Infinir é uma forma distinta de ver/reconhecer, e de considerar, aquilo que pode ser enxergado, partindo da avaliação dos mecanismos, meios e formas de observar alguma manifestação daquele Mundo que nos rodeia. Infinir é, em segundo termo, uma forma de pôr em movimento aquilo que desejamos descrever (Holbraad, 2015, 131). É uma tecnologia sobre como intervir, sobre como fazer parte de uma descrição para que a mesma, a priori, não acabe com o movimento que um fenômeno x apresenta para nós. Toda observação é uma intervenção e aquela prática não tem que fechar os nossos sentidos, pelo contrário. A descrição tem que apresentar para nós, ou pelo menos tentar apresentar, as relações que acontecem/que fazem parte do entramado que sustenta os fenômenos sociais ameríndios para, a partir dela, poder pensar na ação mútua que tem lugar entre quem realiza uma ação - com uma intencionalidade determinada - e quem experimenta sobre si mesmo aquela ação, gerando como resultado uma transformação mútua. Uma mudança de sentido que acontece sobre pessoas, espaços, plantas e animais, assim como não-humanos, a partir das interconexões que podemos verificar no devir de uma prática cotidiana, ou bem atípica, mas que responde a uma necessidade, sobre a qual atuam os Saberes Indígenas. Portanto, podemos considerar os Saberes Indígenas como uma reflexão ontológica que visa explicar o seu lugar (o lugar deles) - e o lugar dos outros -, e as relações com o Mundo.

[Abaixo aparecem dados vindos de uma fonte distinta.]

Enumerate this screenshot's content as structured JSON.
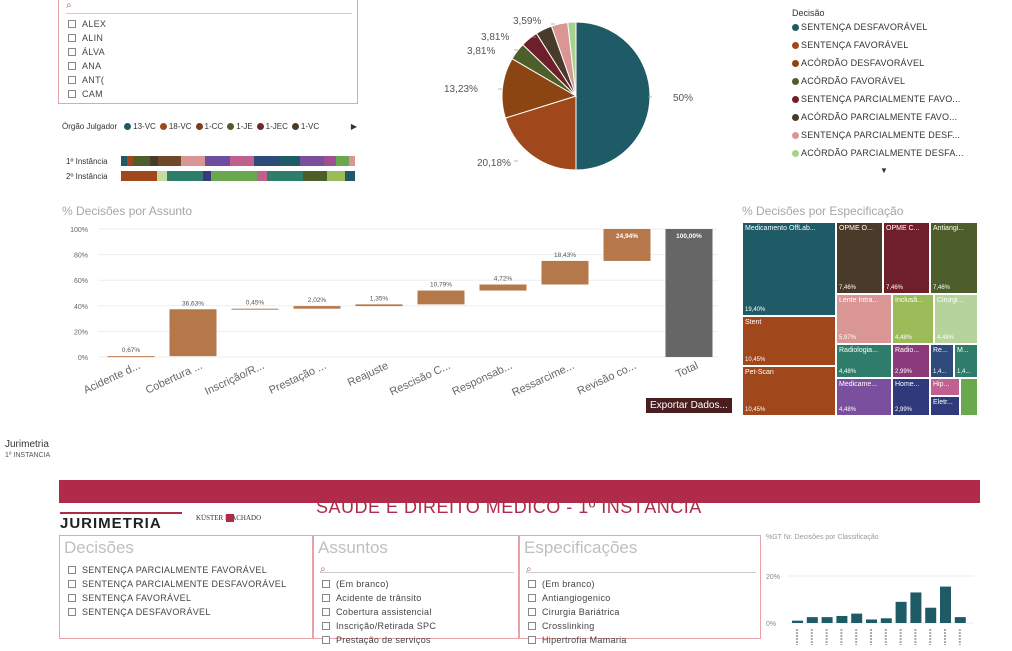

Os Saberes Indígenas, para serem abordados de melhor modo, devem levar em consideração a indicação de Daniel Munduruku sobre a necessidade de "esclarecer um pouco sobre o conhecimento indígena da natureza para, em seguida, dizer algo sobre a natureza do conhecimento indígena" (2020, 71), formulação que não se trata de um trava-línguas. Pelo contrário, trata-se de uma indicação de sentido sobre a relação existente, existencial e iniludível entre Natureza e Pessoa. Relação essa mediada pelo corpo e pelas imagens - o duplo do qual fala a Antropologia -, as mesmas que permitem conhecer tudo aquilo que existe. Portanto, os Saberes Indígenas só podem ser compreendidos como uma interação constante entre a Natureza e os sujeitos; uma interação que, no caso de ser dividida ou fatiada em porções, tal como nós consideramos os saberes e conhecimentos, v. g. sociais, econômicos, etc., perderia todo sentido, dado que para as populações ameríndias tudo está conectado entre si. O resultado dessa interconexão/ação é que os Saberes Indígenas são dinâmicos, pois acompanham os movimentos da Natureza, e são portadores de uma capacidade enorme para detectar anomalias nela. A observação dos ciclos naturais, durante milênios, configurou uma base de dados ampla demais que torna possível identificar, rapidamente, aqueles fatores que atrapalham as relações das quais falávamos anteriormente. Uma configuração histórica da qual partem as ações que visam alcançar um equilíbrio ou afetar as partes envolvidas. Os Saberes, então, são parte de uma Memória dinâmica que não se replica a si mesma - não é autopoiética. Se trata de uma Memória, de um saber-fazer, que disponibiliza todos os seus recursos para poder atuar. Os Saberes Indígenas são uma forma de estar – atuar no Mundo.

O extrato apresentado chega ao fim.